The better reason is that Vyn shows where high-end locality becomes serious. It is not enough to have a garden. It is not enough to say "Skane" or "Scandinavian pantry." It is not enough to stage a former farm with a Baltic view. The restaurant's claim only becomes durable when each of those elements produces obligations: plan earlier, buy closer, share risk with producers, train cooks on whole animals, give staff a rhythm that can hold quality, and let guests feel the season without turning the season into a lecture.[1][2][3][4]
That is the hidden discipline behind the view. Vyn's name points outward, but the restaurant's strongest argument points inward, toward the systems that make a view edible. The fields matter because someone has to decide what they can supply. The sea matters because the coast has to enter the menu as more than scenery. The former farm matters because a dining room there should behave differently from one in a capital-city hotel. Locality, at this level, is not a claim of innocence.
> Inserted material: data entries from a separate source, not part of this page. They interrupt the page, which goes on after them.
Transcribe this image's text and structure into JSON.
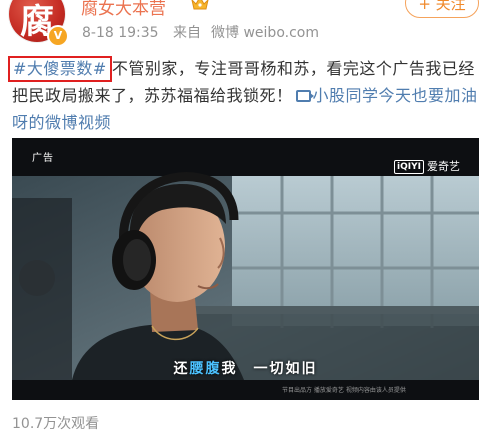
{
  "user": {
    "avatar_glyph": "腐",
    "name": "腐女大本营",
    "verified_badge": "V",
    "crown_icon": "crown-icon",
    "time": "8-18 19:35",
    "source_prefix": "来自",
    "source": "微博 weibo.com",
    "follow_label": "+ 关注"
  },
  "post": {
    "hashtag": "#大傻票数#",
    "text": "不管别家，专注哥哥杨和苏，看完这个广告我已经把民政局搬来了，苏苏福福给我锁死！",
    "video_link_icon": "video-icon",
    "video_link_text": "小股同学今天也要加油呀的微博视频"
  },
  "video": {
    "ad_label": "广告",
    "brand_mark": "iQIYI",
    "brand_name": "爱奇艺",
    "subtitle_before": "还",
    "subtitle_highlight": "腰腹",
    "subtitle_after": "我　一切如旧",
    "credits": "节目出品方  播放爱奇艺  视频内容由该人员提供"
  },
  "footer": {
    "views": "10.7万次观看"
  },
  "colors": {
    "username": "#eb7350",
    "link": "#507daf",
    "follow": "#f08a2c",
    "highlight_box": "#e02020",
    "meta": "#939393"
  }
}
It is a chain of promises that has to be planned before it can be served.
Sources
- Vyn Restaurant, official site - restaurant, garden, hotel, food-and-wine bar, Atelier, former-farm setting, 18-acre landscape, and seasonal Scanian/Scandinavian sourcing frame.
- The World's 50 Best Restaurants, "Vyn" - 2025 No. 47 listing, Daniel Berlin context, Skane setting, roughly 16-course menu, nose-to-tail framing, and foraged/grown/hunted ingredient notes.
- 360 Eat Guide, "Daniel Berlin" - interview on Vyn's ingredient sourcing, avoiding foreign purchasing, producer planning, advance purchasing, whole animals, and staff work-life structure.
- Malin Norman, "Vyn Restaurant: Sublime culinary experience with a stunning backdrop," Scan Magazine - profile covering Vyn's opening, two-star recognition, local produce, game, seafood, on-site garden, farmers, foraging, hunting, seasonal menu, and destination formats.
- Nordiska Kok, "VYN Restaurant By Daniel Berlin" - design profile with Andrea Papini photography, opening date, former-farm location near Brantevik in Skane, Baltic-view setting, local-focus kitchen quote, and the photographic image source used here.